The rest of the book deals with the effects of brain damage, where scanning can be used to identify conscious mental activity in patients classified by traditional diagnoses as being in a persistent vegetative state. Various forms of mental illness are also considered in the light of the ideas developed in the earlier part of the work. As the author's wife suffers from bipolar disorder, this is clearly a very personal matter as well as a theoretical one for him. Since much mental illness is to a considerable extent associated with stress, he advocates meditation shown to have beneficial physiological effects. He muses that mental illness is perhaps the price we pay for our rich conscious life, many of whose foundations are brilliantly expounded
There are of course problems that remain. At various points there are references to instinct, emotion and values, and it is sometimes suggested that these act as driving forces, but it is not really explained how these intermesh with the activities of the vast mass of neurons. When 'war' breaks out among conflicting groups of neurons, what determines the outcome? Do not emotions and values play some part? One is reminded of the pithy saying by Hume that 'Reason is . . . the slave of the passions', which is no doubt exaggerated but embodies an important truth. This also relates to Bor's view that \a sufficiently complex computer might come to display consciousness. One has certainly to take that seriously, and in fact there is currently an ambitious undertaking in Lausanne, known as 'The Human brain project' which seeks to explore this issue. The question that arises is whether it is just the astronomical number of connections that are sufficient by themselves to create consciousness.

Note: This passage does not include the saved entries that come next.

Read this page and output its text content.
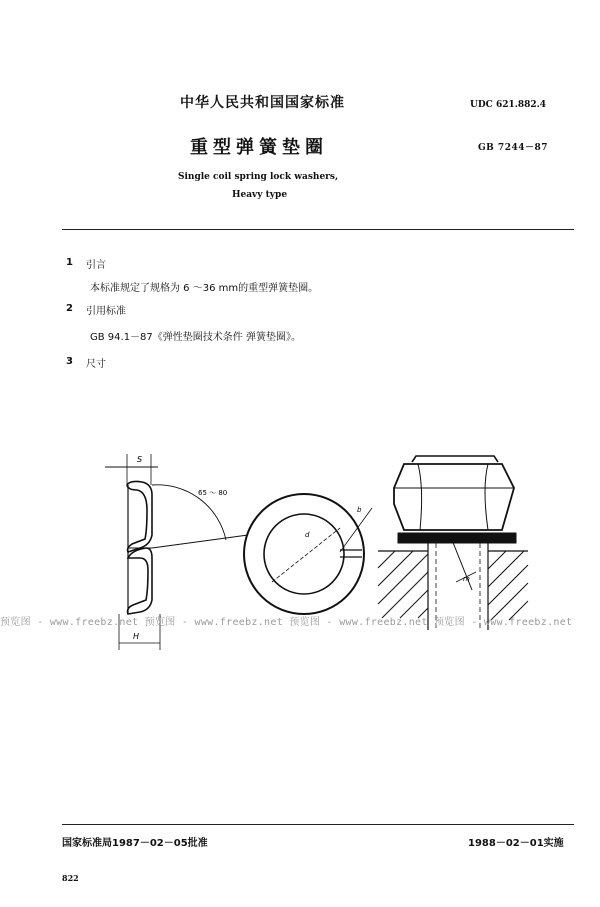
中华人民共和国国家标准	UDC 621.882.4
重型弹簧垫圈	GB 7244－87
Single coil spring lock washers,
Heavy type
1 引言
本标准规定了规格为 6 ～36 mm的重型弹簧垫圈。
2 引用标准
GB 94.1－87《弹性垫圈技术条件 弹簧垫圈》。
3 尺寸
S
H
65 ～ 80
d
b
m
预览图 - www.freebz.net 预览图 - www.freebz.net 预览图 - www.freebz.net 预览图 - www.freebz.net
国家标准局1987－02－05批准	1988－02－01实施
822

There comments are themselves a tribute to the clarity of this book, which stimulates readers to think for themselves. It is also very well written, which makes it a pleasure to read. In sum, it can be recommended without reservation to anyone who wants to be informed about recent advances in our knowledge about how that extraordinary organ, our brain, came to be, and how it functions.
© 2013 Gustav Jahoda
Gustav Jahoda, Ph.D. is Emeritus Professor of Psychology at the University of Strathclyde, Glasgow. His main fields of interest are cross-cultural and social psychology, especially the development of social cognition. He is the author of A History of Social Psychology (Cambridge University Press).